In a small patch of skin no bigger than an inch, there are millions of cells all performing duties, like protecting us from bacteria and sensing temperature. A portion of them are melanocytes, a type of cell dedicated to producing melanin, the substance that gives color to our skin, eyes, and hair. If triggered by UV light from the sun, melanocytes can form moles, or beauty marks.
Though harmless, moles are extremely common; some keep growing and mutating until they turn into melanoma, the most deadly type of skin cancer. While melanoma accounts for only about 1% of all skin cancers, it causes the majority of skin cancer-related deaths, most commonly in people under the age of 30, especially women. Approximately 30% of melanomas begin in existing moles on the skin.
But why do some moles keep growing, while others don’t? And can the same molecular function that stops regular moles from proliferating be applied to cancerous cells? A Boston University–led team of researchers has some answers—and their findings could lead to new drug targets for the successful treatment of cancer.

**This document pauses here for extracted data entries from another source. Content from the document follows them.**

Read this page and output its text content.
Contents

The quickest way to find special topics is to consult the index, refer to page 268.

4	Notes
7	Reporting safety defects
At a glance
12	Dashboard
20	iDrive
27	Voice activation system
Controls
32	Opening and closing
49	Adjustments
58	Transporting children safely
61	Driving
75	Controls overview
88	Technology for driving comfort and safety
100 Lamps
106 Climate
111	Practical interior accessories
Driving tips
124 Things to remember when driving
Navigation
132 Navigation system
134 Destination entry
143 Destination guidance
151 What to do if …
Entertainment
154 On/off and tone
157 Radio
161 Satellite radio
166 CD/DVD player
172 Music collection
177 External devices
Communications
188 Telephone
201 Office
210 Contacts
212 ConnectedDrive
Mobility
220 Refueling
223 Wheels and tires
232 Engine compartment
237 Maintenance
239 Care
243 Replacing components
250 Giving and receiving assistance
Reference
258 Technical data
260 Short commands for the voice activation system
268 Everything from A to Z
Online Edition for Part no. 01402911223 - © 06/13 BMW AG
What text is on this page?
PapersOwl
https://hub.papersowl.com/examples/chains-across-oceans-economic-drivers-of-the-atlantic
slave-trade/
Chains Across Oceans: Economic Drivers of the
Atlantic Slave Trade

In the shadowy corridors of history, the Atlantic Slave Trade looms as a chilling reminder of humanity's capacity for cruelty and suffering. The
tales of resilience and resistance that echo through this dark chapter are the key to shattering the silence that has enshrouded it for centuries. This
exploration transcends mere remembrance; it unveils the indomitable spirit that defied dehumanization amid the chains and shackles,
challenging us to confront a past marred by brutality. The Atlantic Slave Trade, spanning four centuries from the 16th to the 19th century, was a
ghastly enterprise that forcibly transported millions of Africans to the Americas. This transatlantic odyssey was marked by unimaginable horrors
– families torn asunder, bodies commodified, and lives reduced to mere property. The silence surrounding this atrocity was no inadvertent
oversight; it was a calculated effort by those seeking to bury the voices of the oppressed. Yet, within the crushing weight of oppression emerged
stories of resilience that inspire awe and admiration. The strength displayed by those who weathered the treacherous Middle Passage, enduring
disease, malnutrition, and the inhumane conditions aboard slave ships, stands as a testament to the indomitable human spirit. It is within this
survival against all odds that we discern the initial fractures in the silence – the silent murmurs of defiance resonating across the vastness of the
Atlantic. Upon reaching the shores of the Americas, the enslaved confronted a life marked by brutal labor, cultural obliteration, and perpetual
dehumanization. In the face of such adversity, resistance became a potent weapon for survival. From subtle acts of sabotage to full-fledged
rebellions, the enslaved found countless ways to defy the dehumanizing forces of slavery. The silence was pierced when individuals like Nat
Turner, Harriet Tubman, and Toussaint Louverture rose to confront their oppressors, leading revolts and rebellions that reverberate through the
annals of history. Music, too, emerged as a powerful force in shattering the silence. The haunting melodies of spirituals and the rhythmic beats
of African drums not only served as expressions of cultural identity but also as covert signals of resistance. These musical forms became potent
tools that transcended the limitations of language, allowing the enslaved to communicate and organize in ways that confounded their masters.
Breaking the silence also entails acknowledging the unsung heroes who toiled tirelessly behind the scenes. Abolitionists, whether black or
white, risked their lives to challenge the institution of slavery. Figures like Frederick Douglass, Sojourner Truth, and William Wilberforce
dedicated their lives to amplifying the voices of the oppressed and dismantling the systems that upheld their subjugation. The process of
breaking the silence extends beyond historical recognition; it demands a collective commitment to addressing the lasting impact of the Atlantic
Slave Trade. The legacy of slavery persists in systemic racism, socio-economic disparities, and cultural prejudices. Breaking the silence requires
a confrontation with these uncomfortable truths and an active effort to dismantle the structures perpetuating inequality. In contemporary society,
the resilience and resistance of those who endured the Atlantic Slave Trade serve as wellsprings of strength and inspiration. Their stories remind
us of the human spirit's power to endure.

In a paper published in Nature Communications, they discovered that a signaling pathway that regulates growth in all cells—called the Hippo tumor suppressor pathway—plays a significant role in preventing the transformation of moles into melanoma. The pathway regulates growth by modulating two proteins in the cell. When active, these proteins change gene expression within cells to growth state. When inactivated, which happens when an organ reaches its full size, for example, the gene expression will change to stop growth in cells.
“The Hippo pathway can monitor how squished the cells are, which is basically how it knows that something is done growing,” says Neil J. Ganem, a corresponding author on the paper and a BU School of Medicine associate professor of pharmacology and medicine who studies differences between cancer cells and normal cells.
“We thought that’s what could be happening in these moles, and that the Hippo pathway stops the continuing growth of a mole,” Ganem adds. They looked at mice and human cells to see what happened when the Hippo pathway was turned on or off.
“When activated, we show the Hippo pathway restrains the growth of melanocytes and helps prevent their transformation into melanoma,” says Marc Vittoria, a fourth-year medical student at BU and lead author of the study. “Similarly, we found that when the Hippo tumor suppressor pathway is suppressed in melanocytes, those cells rapidly go on to form melanoma in multiple experimental models.”
The study was supported by a five-year grant from the Melanoma Research Alliance (MRA), called the Jackie King MRA Young Investigator Award, named after a 21-year-old who lost their life to melanoma. The MRA aims to bring young biologists with expertise in cancer cell biology into melanoma research.
“Melanoma is one of these cancers that can affect young people, making it particularly devastating,” Ganem says. “If you find it early, it’s easy to treat, but when you catch it late, and [it becomes] invasive, that is most difficult to treat.”
Doctors will often monitor moles that could be suspicious and opt to remove any that change over time. And discovering the mechanisms our cells employ to protect against tumor formation is key to identifying new drug targets for the successful treatment of cancer.
“We hope our study highlights that targeted reactivation of the Hippo pathway is an attractive therapeutic possibility for the future treatment of melanoma,” Ganem says. Though the research team focused on the role of the Hippo pathway in preventing moles from transforming into melanoma, they believe it may be acting similarly in other subtypes of cancer.